Victor Hugo

Hugo, Les Contemplations, Tout vient et passe

Texte étudié

On vit, on parle, on a le ciel et les nuages
Sur la tête ; on se plaît au livre des vieux sages ;
On lit Virgile et Dante ; on va joyeusement
En voiture publique à quelque endroit charmant,
En riant aux éclats de l’auberge et du gîte ;
Le regard d’une femme en passant vous agite ;
On aime, on est aimé, bonheur qui manque aux rois !
On écoute le chant des oiseaux dans les bois ;
Le matin, on s’éveille, et toute une famille
Vous embrasse, une mère, une sœur, une fille !
On déjeune en lisant son journal ; tout le jour
On mêle à sa pensée espoir, travail, amour ;
La vie arrive avec ses passions troublées ;
On jette sa parole aux sombres assemblées (1) ;
Devant le but qu’on veut et le sort qui vous prend,
On se sent faible et fort, on est petit et grand ;
On est flot dans la foule, âme dans la tempête ;
Tout vient et passe ; on est en deuil, on est en fête ;
On arrive, on recule, on lutte avec effort…, –
Puis le vaste profond silence de la mort !

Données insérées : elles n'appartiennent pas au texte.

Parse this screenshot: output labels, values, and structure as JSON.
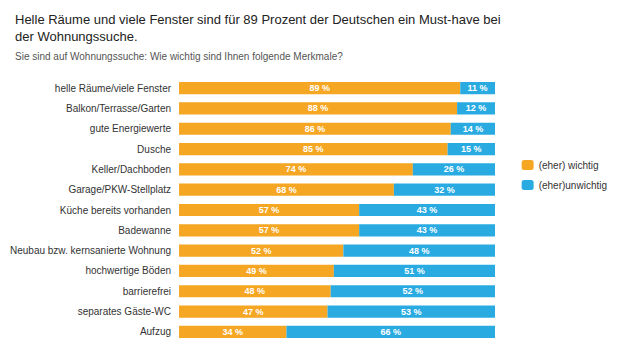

Hugo, 11 juillet 1846 (Les Contemplations, 1856)

(1) C’est le 19 mars de cette même année 1846 que V. Hugo avait prononcé son premier discours à la Chambre des pairs.

Introduction

En 1856, Victor Hugo a tout connu : la gloire littéraire et politique, le bonheur familial, la passion avec Juliette Drouet, mais aussi la trahison de ses proches, la déception de la révolution de 1848 et du coup d’Etat de 1851, l’exil, et surtout la terrible épreuve de la mort de sa fille Léopoldine.

Le Livre IV des Contemplations, « Pauca meae « (« un peu de moi »), est consacré à Léopoldine, la fille aînée de Hugo morte noyée à dix-neuf ans. Dix ans après le drame, le poète peut enfin trouver les mots pour exprimer sa douleur, sa révolte contre un Dieu qui a permis cette injustice, puis sa résignation.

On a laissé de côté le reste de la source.